Gündem

Balbay: Hâlâ örgüt olamadık, bir konuda anlaşabilen dört kişi bile yok

Mustafa Balbay, 3. yargı paketinin ardından tahliye umutlarının arttığını söyleyerek, 'Özgürlüğün bedelini ödedim, rövanş istemiyorum' dedi

07 Temmuz 2012 11:24

Silivri'de 3.5 yıldır tutuklu bulunan CHP Milletvekili Mustafa Balbay, "Bu davalar dava değil. 19 iddianame, 5 milyon ek delil klasöründen adalet çıkmaz. Burada suçlu bile kaybolur. 50 yıla eşdeğer duruşma oldu. Hâlâ örgüt bulunamadı. Örgütü bilen de çıkmadı. Hâlâ örgüt olamadık. Burada bir konuda anlaşabilen dört kişi bile yok" dedi.

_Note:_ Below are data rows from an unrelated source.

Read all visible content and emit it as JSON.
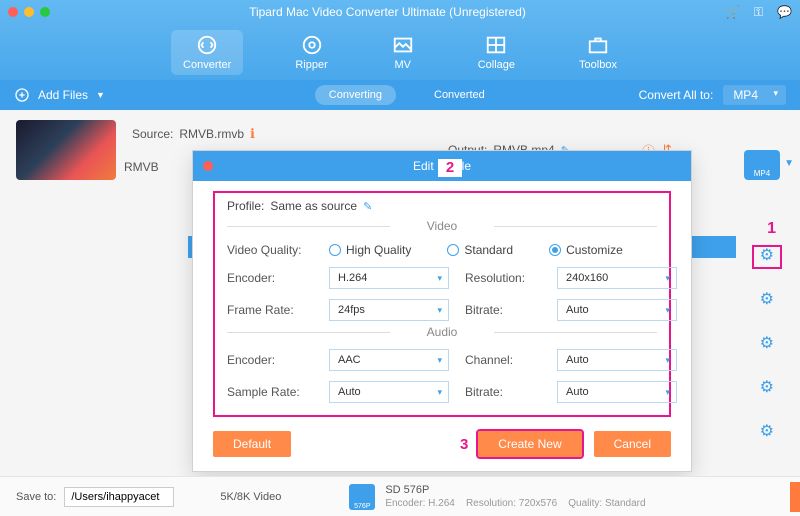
{
  "window": {
    "title": "Tipard Mac Video Converter Ultimate (Unregistered)"
  },
  "nav": {
    "tabs": [
      "Converter",
      "Ripper",
      "MV",
      "Collage",
      "Toolbox"
    ],
    "active": "Converter"
  },
  "toolbar": {
    "add_files": "Add Files",
    "converting": "Converting",
    "converted": "Converted",
    "convert_all_label": "Convert All to:",
    "convert_all_value": "MP4"
  },
  "item": {
    "source_label": "Source:",
    "source_file": "RMVB.rmvb",
    "name": "RMVB",
    "output_label": "Output:",
    "output_file": "RMVB.mp4",
    "format_badge": "MP4"
  },
  "modal": {
    "title": "Edit Profile",
    "profile_label": "Profile:",
    "profile_value": "Same as source",
    "section_video": "Video",
    "section_audio": "Audio",
    "video_quality_label": "Video Quality:",
    "quality_options": {
      "high": "High Quality",
      "standard": "Standard",
      "customize": "Customize"
    },
    "quality_selected": "customize",
    "video": {
      "encoder_label": "Encoder:",
      "encoder": "H.264",
      "resolution_label": "Resolution:",
      "resolution": "240x160",
      "framerate_label": "Frame Rate:",
      "framerate": "24fps",
      "bitrate_label": "Bitrate:",
      "bitrate": "Auto"
    },
    "audio": {
      "encoder_label": "Encoder:",
      "encoder": "AAC",
      "channel_label": "Channel:",
      "channel": "Auto",
      "samplerate_label": "Sample Rate:",
      "samplerate": "Auto",
      "bitrate_label": "Bitrate:",
      "bitrate": "Auto"
    },
    "buttons": {
      "default": "Default",
      "create_new": "Create New",
      "cancel": "Cancel"
    }
  },
  "footer": {
    "save_to_label": "Save to:",
    "save_to_path": "/Users/ihappyacet",
    "side_category": "5K/8K Video",
    "preset_name": "SD 576P",
    "preset_encoder_label": "Encoder:",
    "preset_encoder": "H.264",
    "preset_res_label": "Resolution:",
    "preset_res": "720x576",
    "preset_quality_label": "Quality:",
    "preset_quality": "Standard",
    "sd_badge": "576P"
  },
  "annotations": {
    "one": "1",
    "two": "2",
    "three": "3"
  }
}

Radikal gazetesinden Ömer Şahin'in "Hâlâ burada örgüt olamadık" başlığıyla yayımlanan (7 Temmuz 2012) Mustafa Balbay söyleşisi şöyle:

 

Hâlâ burada örgüt olamadık

 

Mustafa Balbay’ı çok iyi gördüm. Eski halinden eser yok; daha fit ve zinde. Epey kilo vermiş. Silivri’ye girerken 105 kilo imiş, şimdi 85’e inmiş. Çıkışta maraton koşmayı kafaya koyacak kadar kendini iyi hissediyor. “Burada 10 yıl ömrüm uzadı” diyor. Kravatlı, takım elbiseli, düzgün taranmış saçlarıyla Meclis kürsüsüne çıkacak gibi. Morali de yerindeydi. Yargı paketinin çıkması yüzleri güldürmüş. Tahliye umudu hiç olmadığı kadar artmış. 3.5 yıldır tutuklu olan Balbay, “Tam 4 kez ‘Bu sefer çıkıyoruz’ havası oluştu. Ama en güçlüsü bu. Özgürlüğe de, tutukluluğun uzamasına da hazırım” mesajı veriyor.

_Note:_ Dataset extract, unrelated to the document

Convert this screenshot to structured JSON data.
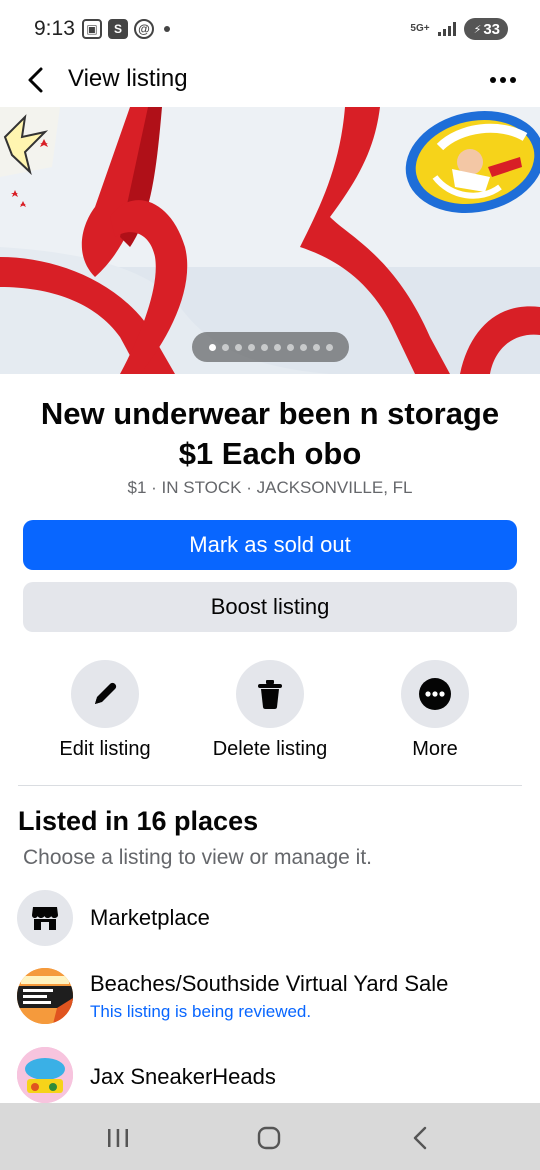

Espri yeteneğinden bir şey kaybetmemiş. Yine kelimeleri dans ettirmeyi seviyor. Cezaevi personeliyle çok iyi ilişkileri var. Kimseden şikâyetçi değil. Bir görevliyi, “Her şeye nail, işte Mikail” diye tanıtıyor. Her ortama uygun esprisi hazır. Yemekte nohut olunca, “Vatan yahut nohut” diyor. Haftada dört gün çıkan bulgur pilavına, “Langur, lungur. Yine kırmızı bulgur” adını takmış. Ressam mahkûm olunca duvarlar resimlerle dolmuş. Doktor içeri girince de “Şimdi 24 saat sağlık hizmeti alacağız” diye gülmüşler.


İşte Balbay’ın 24 saati


Balbay’ın 24 saati nasıl geçiyor? Günde 6 saat uyuyor. Sabah 08.00’de sayım olduğu için 07.30 gibi kalkıyor. Spor yaparak güne başlıyor. Haftanın altı günü iki saat spor yapıyor. Günde bir saat koştuğunu söylediğinde şaşırdım. “Koşu bandında mı?” diye sorunca kahkahayı bastı. “Beş adım eni, 14 adım boyu olan koğuşta koşmayı öğrendim. Dolapbeygiri gibi dönüyorum.” Koşarken ODTÜ Ormanı ve Eymir Gölü’nü düşünüyormuş.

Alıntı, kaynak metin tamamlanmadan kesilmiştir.